Tuesday, June 06, 2006

four things to wonder about

#1 -- Gay Marriage Debate
The made-for-TV, demogogic anti-gay-marriage constitutional amendment debate is rejoined in the Senate. Remember, if two gays get married, it will have NO EFFECT on your marriage (unless you were engaged to one of them, I guess). The wonder here is how long the national Republican party assumes it can play the theocratic part of their base for fools like this.

#2 -- Estate Tax Repeal
A better thing to be outraged about is the Paris Hilton/Wal-Mart Relief Act, aka GOP efforts to kill the estate tax. Remember, as you consider your views on this and before you fall for the line of crap the Republicans are feeding us on this. Fewer than 1% of estates pay ANY TAXES at all. The first $4 MILLION left by a couple is completely EXEMPT. NO family farm has EVER been sold to pay estate taxes. Even if you ARE lucky enough to have a rich relative with a family business die and leave it to you, you would have FOURTEEN YEARS to pay the tax. And finally, the billions in lost revenue ($776 billion over a decade) will have to come out of OUR pockets. Do you wonder why the GOP wants to give Paris Hilton and the Waltons such a huge a tax break on unearned inheritances? The answer -- because THAT is their real base. The only thing the de facto Bush Administration is good at is giving the rich tax breaks.

#3 -- Holocaust
Richard Cohen wonders why God didn't do more to stop the Holocaust, and finds himself incapable of reconciling the evil of the Holocaust with the existence of a compassionate, caring God...

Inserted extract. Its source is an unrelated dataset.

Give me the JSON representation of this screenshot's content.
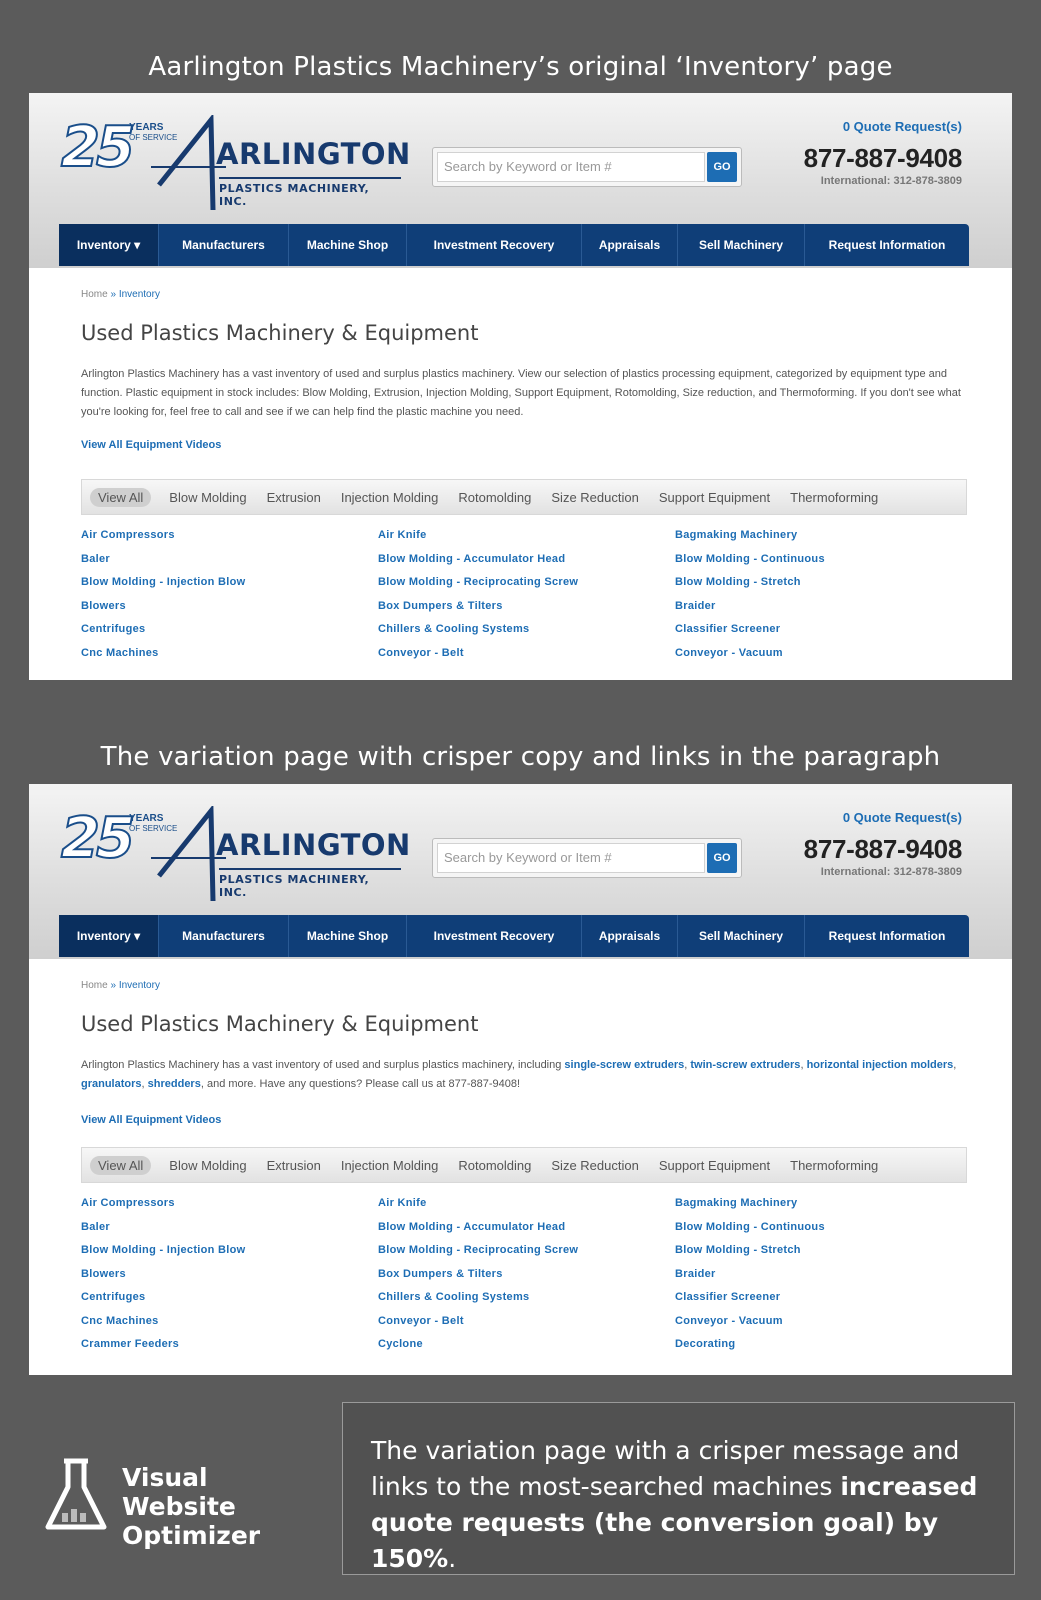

#4 -- Whitewashing Baseball on Steroids
Jeff Pearlman at Slate wonders the same thing as me: why do sportswriters act and write as if the steroid era in baseball is over? Pearlman notes performances (and physiques) by Albert Pujols, Jason Giambi, and Roger Clemens.

I've always assumed Pujols and Clemens were using steroids. Differences between Pujols and Barry Bonds -- Pujols started steroids before hitting the bigs, so we can't make the comparisons between the bulked-up Pujols and his leaner younger version because there never WAS a leaner version. And Pujols is a much, much nicer person so nobody is willing (yet) to do a "gotcha" on him.

Roger Clemens is doing the pitcher equivalent of what Bonds has done, i.e. performing at an incredibly high level far beyond what most 40-plus players can do. And just LOOK at Clemens' body -- he is every bit the steroid taker as Bonds, surely. And Giambi is bigger now (after being smaller in 2005) so why not assume he's back on the 'roids? I do.